On one hand, it is a rip-roaring, comic tale of a police operation in a time before the internet and mobile phones hampered by sheep nibbling through communication cables and detectives unconvincingly disguised as birdwatchers.
But on the other, it seeks to tell the story of a bunch of idealists deeply worried about the state of the planet who believed that taking LSD would help the human race see a path to a better, more sustainable way of living.
“It’s a brilliant story,” said the writer and director Geinor Styles, Artistic Director of the company Theatr na nÓg. “Many of the headlines at the time were about the amount of LSD found [enough to make 6m tabs apparently] and the millions of pounds supposedly hidden in the hills and in Swiss bank accounts but what the producers of the LSD were really trying to do was change the world for the better.”
Styles said the key for her came when she found a copy of a doctrine written by Richard Kemp, the brilliant chemist who produced the LSD from his remote cottage, where he lived with his partner, Christine, a doctor and goat breeder. “He was saying 40 years ago that temperatures will soar, waters will rise, that we’re consuming too much. We’re on the edge of all that now.”

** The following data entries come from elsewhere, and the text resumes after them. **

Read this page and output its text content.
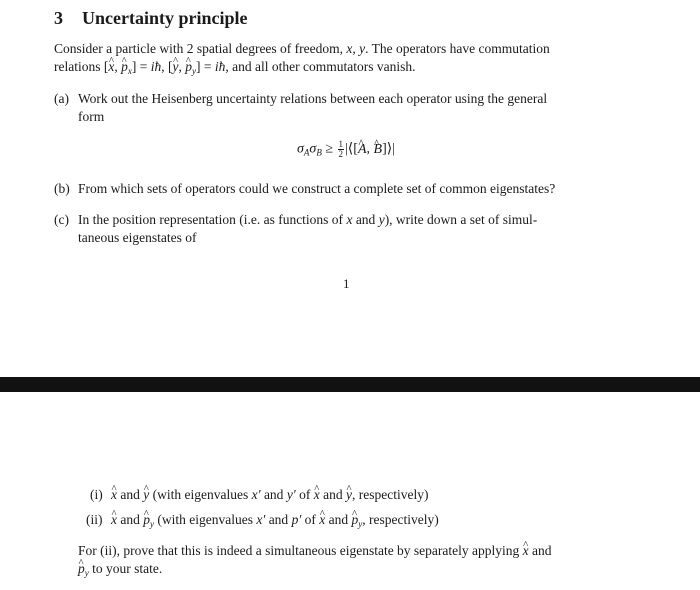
3 Uncertainty principle
Consider a particle with 2 spatial degrees of freedom, x, y. The operators have commutation
relations [^ x, ^ $p_x$] = iħ, [^ y, ^ $p_y$] = iħ, and all other commutators vanish.
(a) Work out the Heisenberg uncertainty relations between each operator using the general
form
$\sigma_A\sigma_B \ge \frac{1}{2}$ |⟨[^ A, ^ B]⟩|
(b) From which sets of operators could we construct a complete set of common eigenstates?
(c) In the position representation (i.e. as functions of x and y), write down a set of simul-
taneous eigenstates of
1
(i) ^ x and ^ y (with eigenvalues x′ and y′ of ^ x and ^ y, respectively)
(ii) ^ x and ^ $p_y$ (with eigenvalues x′ and p′ of ^ x and ^ $p_y$, respectively)
For (ii), prove that this is indeed a simultaneous eigenstate by separately applying ^ x and
^ $p_y$ to your state.
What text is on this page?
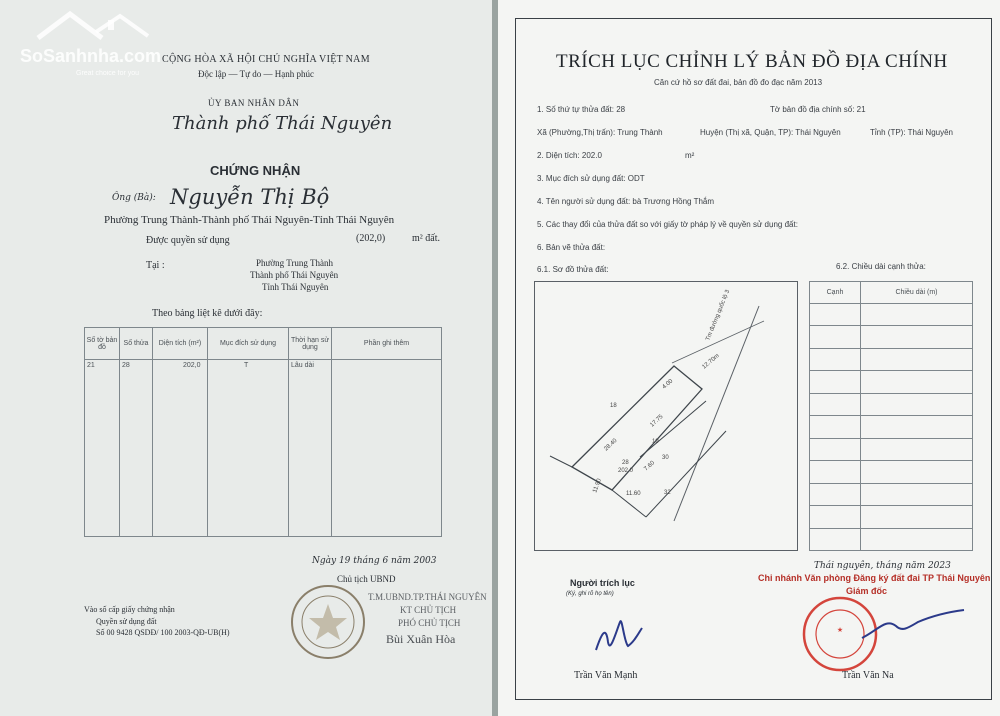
SoSanhnha.com
Great choice for you
CỘNG HÒA XÃ HỘI CHỦ NGHĨA VIỆT NAM
Độc lập — Tự do — Hạnh phúc
ỦY BAN NHÂN DÂN
Thành phố Thái Nguyên
CHỨNG NHẬN
Ông (Bà): Nguyễn Thị Bộ
Phường Trung Thành-Thành phố Thái Nguyên-Tỉnh Thái Nguyên
Được quyền sử dụng	(202,0)	m² đất.
Tại :	Phường Trung Thành
Thành phố Thái Nguyên
Tỉnh Thái Nguyên
Theo bảng liệt kê dưới đây:
Số tờ bản đồ	Số thửa	Diện tích (m²)	Mục đích sử dụng	Thời hạn sử dụng	Phần ghi thêm
21	28	202,0	T	Lâu dài	
Ngày 19 tháng 6 năm 2003
Chủ tịch UBND
T.M.UBND.TP.THÁI NGUYÊN
KT CHỦ TỊCH
PHÓ CHỦ TỊCH
Bùi Xuân Hòa
Vào số cấp giấy chứng nhận
Quyền sử dụng đất
Số 00 9428 QSDĐ/ 100 2003-QĐ-UB(H)
TRÍCH LỤC CHỈNH LÝ BẢN ĐỒ ĐỊA CHÍNH
Căn cứ hồ sơ đất đai, bản đồ đo đạc năm 2013
1. Số thứ tự thửa đất: 28	Tờ bản đồ địa chính số: 21
Xã (Phường,Thị trấn): Trung Thành	Huyện (Thị xã, Quận, TP): Thái Nguyên	Tỉnh (TP): Thái Nguyên
2. Diện tích: 202.0	m²
3. Mục đích sử dụng đất: ODT
4. Tên người sử dụng đất: bà Trương Hồng Thắm
5. Các thay đổi của thửa đất so với giấy tờ pháp lý về quyền sử dụng đất:
6. Bản vẽ thửa đất:
6.1. Sơ đồ thửa đất:	6.2. Chiều dài cạnh thửa:
Tm đường quốc lộ 3
12.70m
4.00
18
19
28.40
17.75
28
202.0
30
32
11.90
11.60
7.60
Cạnh	Chiều dài (m)

Thái nguyên, tháng năm 2023
Người trích lục
(Ký, ghi rõ họ tên)
Chi nhánh Văn phòng Đăng ký đất đai TP Thái Nguyên
Giám đốc
★
Trần Văn Mạnh	Trần Văn Na
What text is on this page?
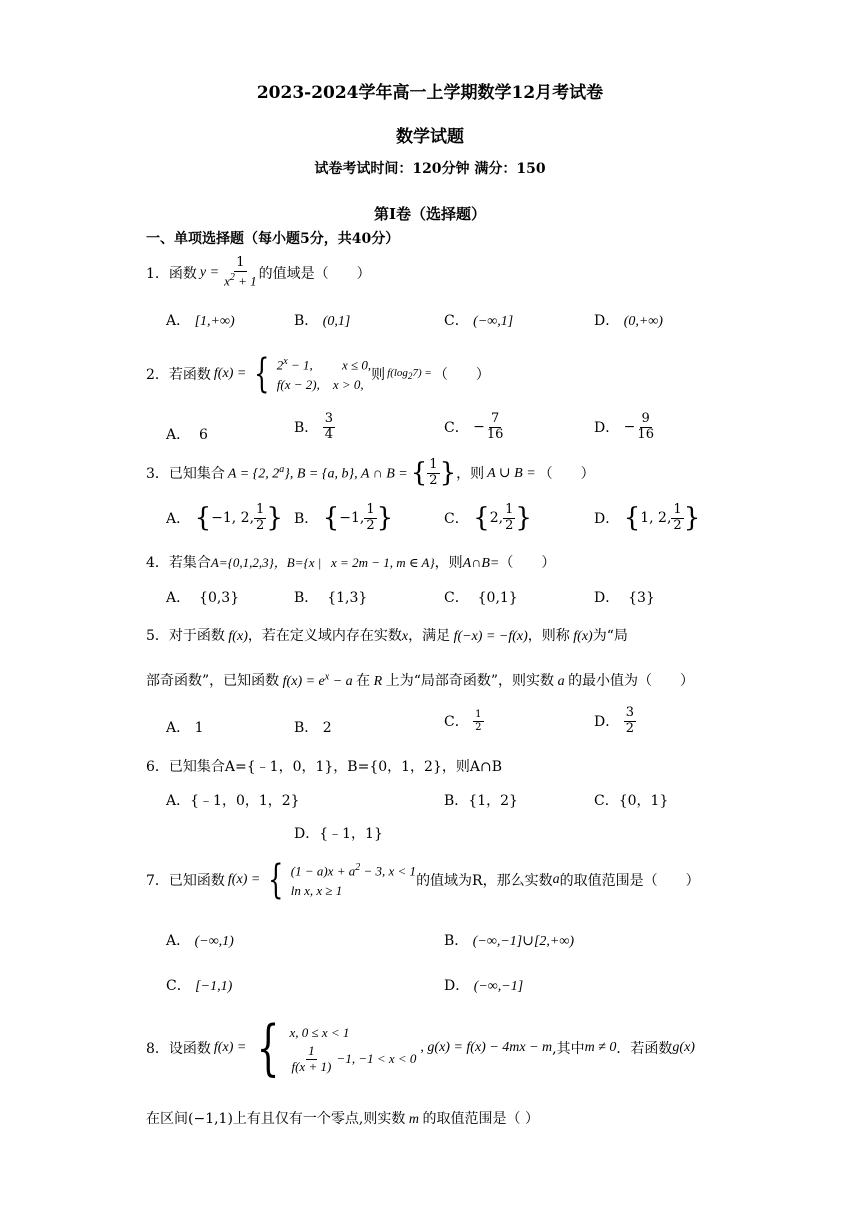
2023-2024学年高一上学期数学12月考试卷
数学试题
试卷考试时间：120分钟 满分：150
第I卷（选择题）
一、单项选择题（每小题5分，共40分）
1． 函数 $y = \frac{1}{x^2 + 1}$ 的值域是（　　）
A． [1,+∞)	B． (0,1]	C． (−∞,1]	D． (0,+∞)
2． 若函数 f(x) = { $2^x - 1$,         x ≤ 0,
f(x − 2),    x > 0,
则 $f(\log_27)$ = （　　）
A． 6	B．
$\frac{3}{4}$	C． − $\frac{7}{16}$	D． − $\frac{9}{16}$
3． 已知集合 A = {2, 2$^a$}, B = {a, b}, A ∩ B = { $\frac{1}{2}$ } ，则 A ∪ B = （　　）
A．
{ −1, 2, $\frac{1}{2}$ } B．
{ −1, $\frac{1}{2}$ }	C．
{ 2, $\frac{1}{2}$ }	D．
{ 1, 2, $\frac{1}{2}$ }
4．若集合A={0,1,2,3}，B={x |   x = 2m − 1, m ∈ A}，则A∩B=（　　）
A． {0,3}	B． {1,3}	C． {0,1}	D． {3}
5．对于函数 f(x)，若在定义域内存在实数x，满足 f(−x) = −f(x)，则称 f(x)为“局
部奇函数”，已知函数 $f(x) = e^x - a$ 在 R 上为“局部奇函数”，则实数 a 的最小值为（　　）
A． 1	B． 2	C．
$\frac{1}{2}$	D．
$\frac{3}{2}$
6．已知集合A={﹣1，0，1}，B={0，1，2}，则A∩B
A．{﹣1，0，1，2}	B．{1，2}	C．{0，1}
D．{﹣1，1}
7． 已知函数 f(x) = { $(1 - a)x + a^2 - 3$, x < 1
ln x, x ≥ 1
的值域为R，那么实数 a 的取值范围是（　　）
A． (−∞,1)	B． (−∞,−1]∪[2,+∞)
C． [−1,1)	D． (−∞,−1]
8． 设函数 f(x) = { x, 0 ≤ x < 1
$\frac{1}{f(x + 1)} -1$, −1 < x < 0
, g(x) = f(x) − 4mx − m ,其中 m ≠ 0 ．若函数 g(x)
在区间(−1,1)上有且仅有一个零点,则实数 m 的取值范围是（ ）
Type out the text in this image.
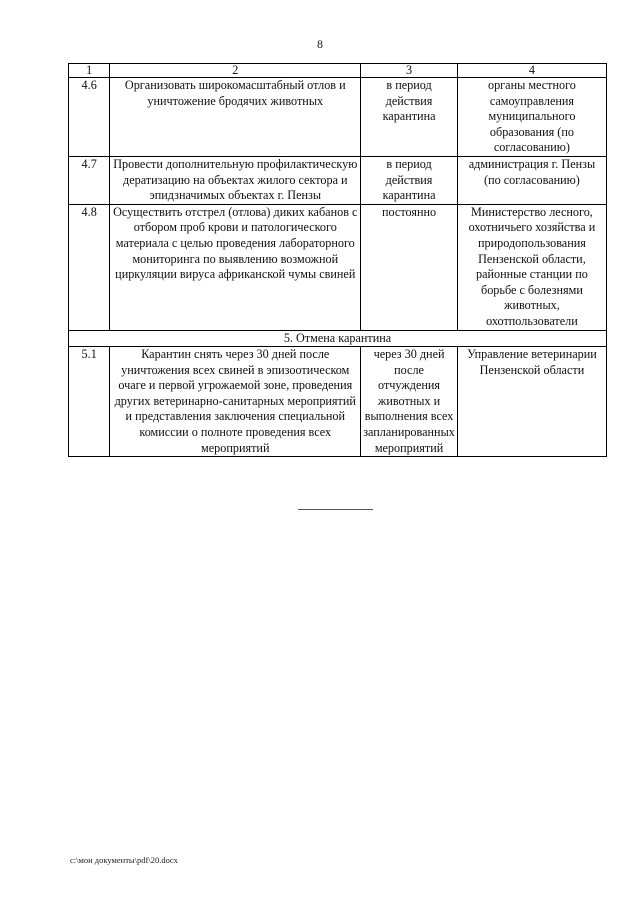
8
1	2	3	4
4.6	Организовать широкомасштабный отлов и уничтожение бродячих животных	в период действия карантина	органы местного самоуправления муниципального образования (по согласованию)
4.7	Провести дополнительную профилактическую дератизацию на объектах жилого сектора и эпидзначимых объектах г. Пензы	в период действия карантина	администрация г. Пензы (по согласованию)
4.8	Осуществить отстрел (отлова) диких кабанов с отбором проб крови и патологического материала с целью проведения лабораторного мониторинга по выявлению возможной циркуляции вируса африканской чумы свиней	постоянно	Министерство лесного, охотничьего хозяйства и природопользования Пензенской области, районные станции по борьбе с болезнями животных, охотпользователи
5. Отмена карантина			
5.1	Карантин снять через 30 дней после уничтожения всех свиней в эпизоотическом очаге и первой угрожаемой зоне, проведения других ветеринарно-санитарных мероприятий и представления заключения специальной комиссии о полноте проведения всех мероприятий	через 30 дней после отчуждения животных и выполнения всех запланированных мероприятий	Управление ветеринарии Пензенской области
c:\мои документы\pdf\20.docx
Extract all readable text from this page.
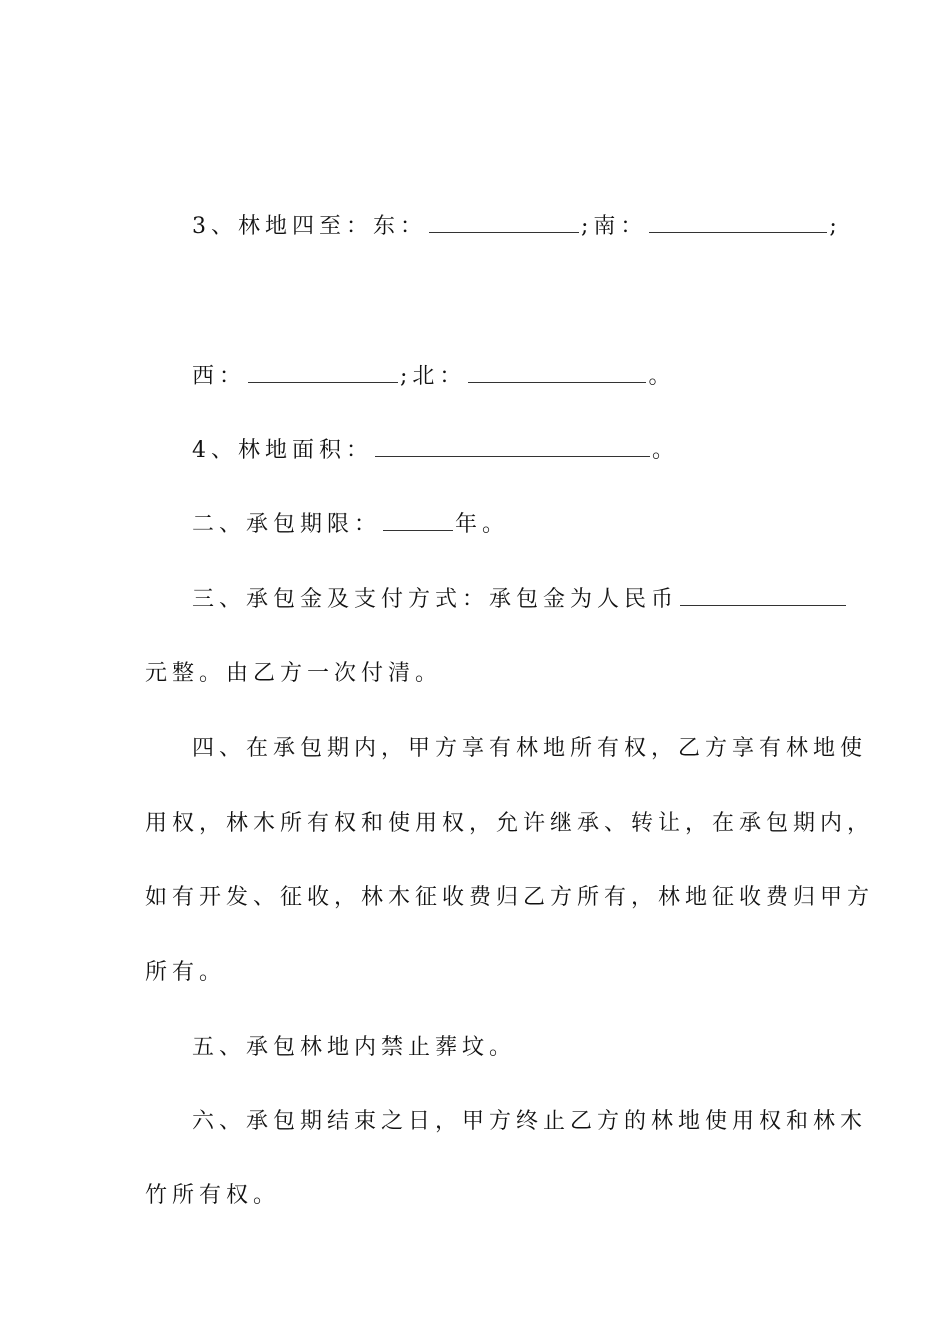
3、林地四至：东：	;南：	;
西：	;北：	。
4、林地面积：	。
二、承包期限：	年。
三、承包金及支付方式：承包金为人民币
元整。由乙方一次付清。
四、在承包期内，甲方享有林地所有权，乙方享有林地使
用权，林木所有权和使用权，允许继承、转让，在承包期内，
如有开发、征收，林木征收费归乙方所有，林地征收费归甲方
所有。
五、承包林地内禁止葬坟。
六、承包期结束之日，甲方终止乙方的林地使用权和林木
竹所有权。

She accepted that some people had expressed concern about the company producing a play that focused on criminal activity. “But I think most local people [were] excited. Everyone has a story about Operation Julie. I spoke to someone the other day who said they were conceived on Julie LSD. Other people tell the tale of Bob Dylan coming here, though I haven’t met anyone who actually saw him.”
Alston “Smiles” Hughes, who was jailed for eight years for his part in the LSD supply chain, giggled at the jokes and songs as he watched the show being performed in Aberystwyth Arts Centre in 2022.
Now in his 70s but still radical and a smiley believer in the power of mind-altering substances, Hughes agrees with Styles that the story is an important one to tell. “I think the motivations back then are as relevant now, if not more so. As a species we have got ourselves into a terrible state because of our behaviours and it needs to change.” He insisted the LSD ring was not about making money. “The idea was if you change consciousness of the people, you can change the direction of travel. Look at the state of the world now. They should have bloody listened. One feels a little vindicated now, to be honest.”
Lyn Ebenezer, a local newspaper reporter who covered the bust at the time and has written a book on Operation Julie, said most local people still regarded those like Hughes, who came to mid Wales from England in search of the good life, with fondness. “You won’t hear a bad word said about them. They weren’t seen as dangerous and people didn’t know what the hell LSD was.”
Dafydd Rhys, Arts Council of Wales Chief Executive andformer director of Aberystwyth Arts Centre, which is presenting the play with Theatr na nÓg, said Operation Julie was part of the folklore of the area. “So many myths have grown around it. You don’t know which are true and which aren’t, and it doesn’t really matter.”
Operation Julie will open at Aberystwyth Arts Centre with performances running from 3 April and will then visit Newport, Carmarthen, Brecon, Swindon, Bangor and Crewe.